LA SCIENZA PER L'UOMO
Il decalogo della scienza
Questo decalogo, stilato da diverse mani, ci è stato gentilmente inviato dal professore Antonio Giuditta dell'Università di Napoli, al quale vanno i nostri più sentiti ringraziamenti per aver condiviso un testo così prezioso ed essenziale.
A nostro parere, non è ancora stato redatto uno scritto migliore in grado di rappresentare in sintesi i principi della vera Scienza.
1. La scienza é attività dell’uomo per l’uomo, e l’uomo é unità fisica e mentale. Il suo benessere riguarda la persona umana presa nella complessità delle sue interazioni con gli altri uomini, con l’ambiente della terra, e con l’universo.
“Fatti non foste a viver come bruti, ma per seguir virtute e conoscenza” (Dante Alighieri). “Noi siamo fatti della stessa sostanza dei sogni …” (William Shakespeare).
2. La linea di confine tra naturale e sovrannaturale, tra fisico e ultrafisico, é pura convenzione accademica. Il vero confine della scienza riguarda il non conosciuto. Tutto quello che esiste é naturale.
“Ci sono piu’ cose in cielo e in terra che non spieghi la tua filosofia” (Shakespeare).
3. La scienza deve riconoscere l’esistenza di fenomeni non sperimentabili e non ripetibili, ed aprirsi ad una visione onnicomprensiva dei misteri del mondo e dello stupore che essi generano. “Liberiamoci dall’intellettualismo della scienza per ritrovare la nostra propria natura e quindi la natura in generale” (Max Weber).
4. La scienza non può essere ridotta a tecnologia, per quanto sofisticata. Essa aspira a generare una visione del mondo che riguardi tutto l’esistente. La conoscenza scientifica sorge dall’ispirazione e dall’intuizione oltre che dal metodo, così come gli altri conseguimenti della cultura dell’uomo. “L’aspirazione verso la verità e la comprensione… sorge dalla sfera della spiritualità” (Albert Einstein).
5. La scienza deve essere eticamente impegnata verso la natura e verso la persona umana nella sua inscindibile interezza. Questo le dà uno scopo sostanzialmente diverso da quello ottenibile con il mero uso degli strumenti tecnologici. I valori che hanno fondato la scienza derivano dal mondo morale: attrazione per il mistero, onestà, rispetto per la verità, coerenza, comprensibilità. La scienza si ricollega a questi valori.
6. In campo medico, la scienza deve mettersi al servizio della persona malata e della sua interiorità, e rifiutare l’idea che l’unica via alla guarigione passi attraverso impersonali diagnosi e terapie fisiche o chimiche, o peggio invasive o meramente sintomatiche. Medico e malato devono sentirsi liberi di ricorrere anche a trattamenti non compresi entro i confini della medicina ufficiale.

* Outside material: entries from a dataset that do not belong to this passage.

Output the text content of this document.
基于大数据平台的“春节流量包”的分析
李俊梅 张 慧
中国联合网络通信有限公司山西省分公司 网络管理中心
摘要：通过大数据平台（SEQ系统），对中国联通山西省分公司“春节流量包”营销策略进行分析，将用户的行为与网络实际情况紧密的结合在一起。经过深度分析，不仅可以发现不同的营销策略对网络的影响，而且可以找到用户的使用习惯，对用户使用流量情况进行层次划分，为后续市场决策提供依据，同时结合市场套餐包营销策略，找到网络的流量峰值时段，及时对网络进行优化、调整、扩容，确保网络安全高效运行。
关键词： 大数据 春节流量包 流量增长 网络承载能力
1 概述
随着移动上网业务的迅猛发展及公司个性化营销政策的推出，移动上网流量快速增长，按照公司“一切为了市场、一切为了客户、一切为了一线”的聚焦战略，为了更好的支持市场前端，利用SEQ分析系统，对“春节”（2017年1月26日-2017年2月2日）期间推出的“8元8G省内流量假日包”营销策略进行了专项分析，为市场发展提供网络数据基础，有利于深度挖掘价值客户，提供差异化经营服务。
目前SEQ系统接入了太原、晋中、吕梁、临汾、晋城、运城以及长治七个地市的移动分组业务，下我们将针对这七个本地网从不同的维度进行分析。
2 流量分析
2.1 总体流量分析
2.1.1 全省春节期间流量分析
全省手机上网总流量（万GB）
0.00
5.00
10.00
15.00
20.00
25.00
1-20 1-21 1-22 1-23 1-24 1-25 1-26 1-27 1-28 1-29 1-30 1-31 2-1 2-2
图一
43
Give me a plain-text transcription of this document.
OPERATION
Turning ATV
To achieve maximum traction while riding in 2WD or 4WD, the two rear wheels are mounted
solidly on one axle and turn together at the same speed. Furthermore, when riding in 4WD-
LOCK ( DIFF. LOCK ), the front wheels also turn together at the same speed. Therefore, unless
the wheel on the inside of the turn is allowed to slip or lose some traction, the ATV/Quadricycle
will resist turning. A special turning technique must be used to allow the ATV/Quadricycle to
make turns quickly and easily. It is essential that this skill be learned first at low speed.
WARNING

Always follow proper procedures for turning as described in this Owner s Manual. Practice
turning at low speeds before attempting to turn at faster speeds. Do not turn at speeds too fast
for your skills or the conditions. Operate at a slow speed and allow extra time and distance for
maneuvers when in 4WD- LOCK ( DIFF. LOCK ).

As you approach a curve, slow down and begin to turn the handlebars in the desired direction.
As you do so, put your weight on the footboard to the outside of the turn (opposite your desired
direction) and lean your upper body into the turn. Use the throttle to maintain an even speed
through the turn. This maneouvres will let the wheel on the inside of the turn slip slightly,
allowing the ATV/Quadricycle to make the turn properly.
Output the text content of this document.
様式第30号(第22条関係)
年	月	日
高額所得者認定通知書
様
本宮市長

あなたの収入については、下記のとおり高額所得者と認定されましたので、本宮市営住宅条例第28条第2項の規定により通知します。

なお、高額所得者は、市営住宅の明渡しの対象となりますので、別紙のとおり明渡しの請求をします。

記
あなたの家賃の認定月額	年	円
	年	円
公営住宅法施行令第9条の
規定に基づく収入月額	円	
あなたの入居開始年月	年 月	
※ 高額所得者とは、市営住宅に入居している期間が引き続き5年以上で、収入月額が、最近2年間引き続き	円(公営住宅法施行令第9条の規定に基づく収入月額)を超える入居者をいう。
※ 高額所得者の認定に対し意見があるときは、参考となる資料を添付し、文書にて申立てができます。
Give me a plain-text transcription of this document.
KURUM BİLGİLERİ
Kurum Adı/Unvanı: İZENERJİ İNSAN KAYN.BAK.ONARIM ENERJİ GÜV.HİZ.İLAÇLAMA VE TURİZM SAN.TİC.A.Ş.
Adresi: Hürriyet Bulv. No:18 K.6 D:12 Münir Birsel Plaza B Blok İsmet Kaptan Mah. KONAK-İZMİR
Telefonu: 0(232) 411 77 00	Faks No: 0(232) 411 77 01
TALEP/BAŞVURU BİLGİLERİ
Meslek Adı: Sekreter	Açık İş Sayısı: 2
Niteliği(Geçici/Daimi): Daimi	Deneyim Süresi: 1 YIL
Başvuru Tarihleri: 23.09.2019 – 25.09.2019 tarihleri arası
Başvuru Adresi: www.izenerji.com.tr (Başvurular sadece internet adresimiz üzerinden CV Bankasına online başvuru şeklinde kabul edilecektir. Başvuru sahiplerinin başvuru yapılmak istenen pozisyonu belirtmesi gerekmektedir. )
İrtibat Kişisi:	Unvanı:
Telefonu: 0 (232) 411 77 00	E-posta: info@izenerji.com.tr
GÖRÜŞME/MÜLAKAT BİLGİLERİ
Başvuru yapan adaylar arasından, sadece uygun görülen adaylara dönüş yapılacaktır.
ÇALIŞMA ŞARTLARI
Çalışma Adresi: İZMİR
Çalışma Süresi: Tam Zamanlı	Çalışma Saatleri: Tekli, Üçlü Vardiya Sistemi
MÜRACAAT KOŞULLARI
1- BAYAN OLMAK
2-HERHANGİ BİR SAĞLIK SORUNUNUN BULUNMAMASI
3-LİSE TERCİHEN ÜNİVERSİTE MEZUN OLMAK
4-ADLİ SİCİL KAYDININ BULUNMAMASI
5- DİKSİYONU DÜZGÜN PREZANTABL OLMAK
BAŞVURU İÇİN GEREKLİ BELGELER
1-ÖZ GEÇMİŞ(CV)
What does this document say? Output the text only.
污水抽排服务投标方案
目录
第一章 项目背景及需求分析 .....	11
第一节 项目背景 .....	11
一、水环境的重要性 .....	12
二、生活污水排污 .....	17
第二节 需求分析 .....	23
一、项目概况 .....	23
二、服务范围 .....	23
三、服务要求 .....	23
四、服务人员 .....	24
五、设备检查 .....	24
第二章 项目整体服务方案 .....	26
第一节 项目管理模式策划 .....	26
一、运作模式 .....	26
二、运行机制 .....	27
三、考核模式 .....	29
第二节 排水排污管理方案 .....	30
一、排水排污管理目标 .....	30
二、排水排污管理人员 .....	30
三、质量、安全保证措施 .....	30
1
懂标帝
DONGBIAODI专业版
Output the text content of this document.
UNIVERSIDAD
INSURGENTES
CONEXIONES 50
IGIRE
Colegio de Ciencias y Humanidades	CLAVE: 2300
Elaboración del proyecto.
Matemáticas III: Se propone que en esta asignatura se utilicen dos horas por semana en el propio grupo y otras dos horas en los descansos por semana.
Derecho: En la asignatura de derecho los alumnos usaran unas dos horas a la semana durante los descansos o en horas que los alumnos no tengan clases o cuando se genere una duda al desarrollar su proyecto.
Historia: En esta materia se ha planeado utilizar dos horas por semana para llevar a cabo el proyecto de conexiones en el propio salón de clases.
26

7. La scienza deve disconoscere successo e potere, comunque ottenuti, come criteri di valore (un’eredità del darwinismo sociale) e rifiutare una visione competitivo-militare della ricerca. “L’oggetto della ricerca non sarà soltanto stabilito dal sentimento di potenza che viene dalla dominazione, ma sarà piuttosto ispirato dal senso di meraviglia e di rispetto che circonda tutto quanto è misterioso” (Adolf Portmann).
8. Di fronte a una scienza che punta i suoi missili verso l’impossibile (terapia genica, guerre spaziali, realtà virtuale…), deve sorgere un’altra scienza che aspiri ad affacciarsi a un mondo abitabile per l’uomo.
“Ciò che è necessario è ripristinare la categoria del sacro, la categoria più completamente distrutta dall’establishment scientifico” (Hans Jonas).
9. La scienza deve ritrovare il suo ambito, i suoi limiti e le sue ispirazioni originarie. La tecnologia deve ritornare ad essere una moderata e garbata imitazione-celebrazione della natura.
10. La ricerca scientifica non può essere sottomessa al potere politico/economico che tende a privilegiarne l’aspetto applicativo. La ricerca di base deve riprendere il ruolo primario che le spetta, libera da condizionamenti imposti dall’ente finanziatore, ma valutata esclusivamente per la sua qualità.